Johnson, who was county executive from 2002 to December 2010, was charged 13 months ago with evidence tampering and destruction of evidence after federal agents arrested him and his wife, Leslie, 60, at their Mitchellville home. They were overheard on a wiretap plotting to stash $79,600 in cash in her underwear and flush a $100,000 check that he got as a bribe down the toilet. He also was videotaped taking cash bribes.

The Johnsons’ arrest last year roiled county government, ensnared several developers and public officials, and led to ongoing ethics reform.

Prosecutors said in court Tuesday that those paying the bribes to Johnson and other county officials as part of the conspiracy received more than $10 million in benefits in return. “Jack Johnson could have been a role model for integrity, but he chose to be a poster child for greed,” said U.S. Attorney Rod J. Rosenstein.

Hours after his arrest, Johnson announced that he was “innocent of these charges” and was “absolutely convinced” that he would be cleared. He pleaded guilty in May to extortion and to witness and evidence tampering.

Leslie Johnson (D), who was elected to the County Council 10 days before her arrest, will be sentenced Friday for her role in the extortion scheme. She pleaded guilty in June to one felony count of conspiracy to commit witness and evidence tampering and faces up to 18 months in federal prison. She did not attend her husband’s sentencing, but one of their two sons was there.
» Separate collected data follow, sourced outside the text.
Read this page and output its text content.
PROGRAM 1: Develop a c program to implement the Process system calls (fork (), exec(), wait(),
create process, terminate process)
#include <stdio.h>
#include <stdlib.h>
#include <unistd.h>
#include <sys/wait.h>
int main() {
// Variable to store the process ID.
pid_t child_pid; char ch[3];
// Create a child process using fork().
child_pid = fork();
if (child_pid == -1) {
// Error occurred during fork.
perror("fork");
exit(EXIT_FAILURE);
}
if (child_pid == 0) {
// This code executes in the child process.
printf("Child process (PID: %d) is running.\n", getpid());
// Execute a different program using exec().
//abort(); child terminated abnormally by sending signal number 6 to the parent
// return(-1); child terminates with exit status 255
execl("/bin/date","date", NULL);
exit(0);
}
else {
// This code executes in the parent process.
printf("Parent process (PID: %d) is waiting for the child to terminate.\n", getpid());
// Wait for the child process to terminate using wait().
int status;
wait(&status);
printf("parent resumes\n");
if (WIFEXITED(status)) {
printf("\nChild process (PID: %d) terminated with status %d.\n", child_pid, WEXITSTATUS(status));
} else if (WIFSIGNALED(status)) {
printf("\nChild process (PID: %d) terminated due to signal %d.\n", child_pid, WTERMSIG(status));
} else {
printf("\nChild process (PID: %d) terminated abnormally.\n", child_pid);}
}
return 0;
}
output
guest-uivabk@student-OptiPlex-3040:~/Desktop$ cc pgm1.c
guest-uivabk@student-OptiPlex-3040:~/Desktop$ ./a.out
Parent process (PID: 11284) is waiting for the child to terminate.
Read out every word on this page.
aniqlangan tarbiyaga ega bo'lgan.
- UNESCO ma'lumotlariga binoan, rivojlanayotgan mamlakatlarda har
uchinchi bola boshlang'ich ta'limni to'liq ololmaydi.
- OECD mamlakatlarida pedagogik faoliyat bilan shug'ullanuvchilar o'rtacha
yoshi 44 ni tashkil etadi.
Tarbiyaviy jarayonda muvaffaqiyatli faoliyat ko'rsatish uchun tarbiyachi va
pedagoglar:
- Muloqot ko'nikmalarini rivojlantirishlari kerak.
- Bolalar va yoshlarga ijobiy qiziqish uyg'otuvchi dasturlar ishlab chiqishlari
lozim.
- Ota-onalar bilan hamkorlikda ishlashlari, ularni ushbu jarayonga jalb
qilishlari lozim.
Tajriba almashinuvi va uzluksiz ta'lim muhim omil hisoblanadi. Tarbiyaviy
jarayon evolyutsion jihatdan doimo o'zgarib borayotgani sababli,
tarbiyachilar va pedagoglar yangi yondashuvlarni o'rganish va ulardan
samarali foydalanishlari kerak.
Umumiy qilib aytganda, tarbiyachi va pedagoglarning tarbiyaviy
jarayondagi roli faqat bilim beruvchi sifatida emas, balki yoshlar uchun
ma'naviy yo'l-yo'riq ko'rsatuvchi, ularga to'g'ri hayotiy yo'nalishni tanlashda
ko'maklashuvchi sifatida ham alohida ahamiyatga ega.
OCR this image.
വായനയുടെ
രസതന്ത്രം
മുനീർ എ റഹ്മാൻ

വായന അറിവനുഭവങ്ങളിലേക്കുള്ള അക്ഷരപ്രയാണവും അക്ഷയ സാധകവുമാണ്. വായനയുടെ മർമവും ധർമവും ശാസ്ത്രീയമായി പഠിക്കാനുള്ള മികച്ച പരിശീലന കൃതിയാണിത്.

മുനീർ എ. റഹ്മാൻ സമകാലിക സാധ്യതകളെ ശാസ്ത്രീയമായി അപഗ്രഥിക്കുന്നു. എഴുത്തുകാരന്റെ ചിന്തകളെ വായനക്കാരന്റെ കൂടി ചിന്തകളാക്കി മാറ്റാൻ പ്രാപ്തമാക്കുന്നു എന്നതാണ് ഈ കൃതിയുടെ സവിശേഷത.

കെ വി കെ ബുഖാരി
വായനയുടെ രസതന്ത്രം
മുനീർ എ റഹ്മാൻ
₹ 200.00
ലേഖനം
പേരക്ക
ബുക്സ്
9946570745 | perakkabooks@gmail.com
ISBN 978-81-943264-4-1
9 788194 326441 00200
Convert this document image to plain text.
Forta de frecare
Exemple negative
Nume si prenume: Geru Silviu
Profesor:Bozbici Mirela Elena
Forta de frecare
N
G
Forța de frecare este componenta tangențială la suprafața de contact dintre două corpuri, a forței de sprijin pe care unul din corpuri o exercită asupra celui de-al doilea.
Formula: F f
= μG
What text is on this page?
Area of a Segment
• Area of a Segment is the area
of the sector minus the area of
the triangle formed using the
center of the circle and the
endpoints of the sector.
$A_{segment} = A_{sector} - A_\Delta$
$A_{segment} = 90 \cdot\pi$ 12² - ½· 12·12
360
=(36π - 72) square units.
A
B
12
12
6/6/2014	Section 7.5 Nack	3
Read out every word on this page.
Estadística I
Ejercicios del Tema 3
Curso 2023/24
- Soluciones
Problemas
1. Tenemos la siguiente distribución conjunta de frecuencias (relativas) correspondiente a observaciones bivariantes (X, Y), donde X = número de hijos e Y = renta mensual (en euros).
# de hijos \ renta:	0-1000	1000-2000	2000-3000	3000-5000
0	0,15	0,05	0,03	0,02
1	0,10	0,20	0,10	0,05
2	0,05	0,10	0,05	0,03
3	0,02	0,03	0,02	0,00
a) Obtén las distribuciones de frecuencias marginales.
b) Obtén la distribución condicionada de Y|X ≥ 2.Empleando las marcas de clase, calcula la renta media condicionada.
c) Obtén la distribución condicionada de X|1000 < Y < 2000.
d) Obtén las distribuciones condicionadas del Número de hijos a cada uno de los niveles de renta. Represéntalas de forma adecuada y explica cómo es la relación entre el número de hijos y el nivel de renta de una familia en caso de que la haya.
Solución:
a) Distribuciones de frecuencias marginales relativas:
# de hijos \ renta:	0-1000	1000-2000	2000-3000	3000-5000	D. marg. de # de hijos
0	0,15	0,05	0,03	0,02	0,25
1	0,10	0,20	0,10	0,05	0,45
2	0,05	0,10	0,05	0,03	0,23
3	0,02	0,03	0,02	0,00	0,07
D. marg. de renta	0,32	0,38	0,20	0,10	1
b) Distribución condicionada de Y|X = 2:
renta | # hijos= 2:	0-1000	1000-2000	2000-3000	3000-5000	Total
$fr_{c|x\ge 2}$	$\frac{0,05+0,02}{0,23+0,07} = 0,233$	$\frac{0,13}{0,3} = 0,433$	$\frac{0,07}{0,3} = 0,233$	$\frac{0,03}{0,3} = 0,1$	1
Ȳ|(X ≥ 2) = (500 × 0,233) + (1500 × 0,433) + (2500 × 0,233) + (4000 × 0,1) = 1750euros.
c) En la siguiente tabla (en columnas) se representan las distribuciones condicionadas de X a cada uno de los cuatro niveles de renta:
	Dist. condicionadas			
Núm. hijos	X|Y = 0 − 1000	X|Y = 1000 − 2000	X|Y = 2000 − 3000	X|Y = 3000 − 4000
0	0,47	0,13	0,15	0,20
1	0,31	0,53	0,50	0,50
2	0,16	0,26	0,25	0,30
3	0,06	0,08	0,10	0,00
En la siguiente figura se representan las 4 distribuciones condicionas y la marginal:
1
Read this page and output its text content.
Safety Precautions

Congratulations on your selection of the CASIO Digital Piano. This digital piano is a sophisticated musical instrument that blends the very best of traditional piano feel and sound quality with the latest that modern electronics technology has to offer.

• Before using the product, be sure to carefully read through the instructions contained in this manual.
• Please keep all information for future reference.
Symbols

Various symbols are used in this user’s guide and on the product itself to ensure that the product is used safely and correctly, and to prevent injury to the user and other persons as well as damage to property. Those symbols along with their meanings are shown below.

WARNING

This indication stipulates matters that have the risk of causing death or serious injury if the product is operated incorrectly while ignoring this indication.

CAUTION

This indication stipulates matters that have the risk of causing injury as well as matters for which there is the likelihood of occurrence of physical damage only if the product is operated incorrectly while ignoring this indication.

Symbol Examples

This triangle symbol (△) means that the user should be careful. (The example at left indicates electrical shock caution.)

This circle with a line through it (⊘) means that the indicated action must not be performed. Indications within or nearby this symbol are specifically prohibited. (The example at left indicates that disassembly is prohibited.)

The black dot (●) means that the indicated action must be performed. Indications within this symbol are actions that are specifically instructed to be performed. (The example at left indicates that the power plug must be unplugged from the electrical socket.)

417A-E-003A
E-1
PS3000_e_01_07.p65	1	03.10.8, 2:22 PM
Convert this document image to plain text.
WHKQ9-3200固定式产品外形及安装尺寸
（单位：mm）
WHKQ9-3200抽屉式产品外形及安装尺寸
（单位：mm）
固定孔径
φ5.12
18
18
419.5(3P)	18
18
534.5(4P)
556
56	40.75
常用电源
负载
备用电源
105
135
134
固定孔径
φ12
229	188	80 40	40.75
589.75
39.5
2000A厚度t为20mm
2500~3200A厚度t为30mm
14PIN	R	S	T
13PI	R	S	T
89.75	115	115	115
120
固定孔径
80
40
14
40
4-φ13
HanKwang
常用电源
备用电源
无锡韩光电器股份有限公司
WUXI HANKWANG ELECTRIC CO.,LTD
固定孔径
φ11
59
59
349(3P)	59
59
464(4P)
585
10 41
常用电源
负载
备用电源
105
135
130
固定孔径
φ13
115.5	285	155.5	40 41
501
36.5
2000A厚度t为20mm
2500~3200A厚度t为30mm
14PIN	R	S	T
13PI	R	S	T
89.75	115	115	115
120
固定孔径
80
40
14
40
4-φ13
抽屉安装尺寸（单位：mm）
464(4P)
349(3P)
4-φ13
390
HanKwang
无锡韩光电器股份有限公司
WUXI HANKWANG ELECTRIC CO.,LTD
Meanwhile, at Tuesday’s hearing, a bespectacled Johnson appeared thin and balding and relied on a cane to keep him steady in his eight-minute statement. He recited a list of accomplishments during his eight years as county executive and pleaded with the judge to consider his good deeds.

“I worked so hard for the people of Prince George’s County, and I achieved so much,” he said, adding that he handed out 127 student scholarships and shipped medical supplies to Africa.

Messitte agreed that Johnson did “some good things,” but the judge showed little sympathy.

“You’re supposed to do all these good things,” Messitte said. “That’s what you were elected to do. You were not elected to line your pockets.

“Let’s be clear on who brought that on,” the judge said. “I did not. The government did not. You, Mr. Johnson, brought that on.”

Tuesday’s hearing brought to a close what had all the makings of a storied career. Johnson was sworn in nine years ago as only the second black person to hold the office of county executive in Prince George’s. As the former state’s attorney, Johnson was among the first wave of African American politicians to take control of Maryland’s second-largest county, which had been historically white and blue-collar but is now middle-class and largely black.

He cast an image of success and affluence that his supporters wanted to portray to the world. In many ways, he succeeded. Johnson lured Wegmans — the county’s first high-end grocery store — to the area and led Prince George’s during completion of the $2 billion, 300-acre National Harbor project nestled on the banks of the Potomac River, which includes a convention center, restaurants and retail.

Although Johnson was quick to take credit for improvements and growth in the county, he was just as swift in defending his questionable actions, which dogged him throughout his second term.

In August 2006, an investigation by The Washington Post found that he had awarded 51 county contracts totaling more than $3 million to 15 friends and supporters. In some instances, he gave the contracts after failing to persuade the County Council to put those supporters into county jobs. He also created more than a dozen high-profile positions and filled them with friends and fraternity brothers. Some of those who received contracts or jobs had no expertise in the field, and others did not produce written reports required by the county.

The Post also found that Johnson — and council members — charged thousands of dollars to county-issued credit cards to pay for personal expenses, violating county policy. Johnson’s charges included trips home to South Carolina, to visit his mother; to Texas, to attend his daughter’s wedding reception; and a $6,003 business-class trip to Senegal, for a ribbon-cutting ceremony for homes built by a county developer.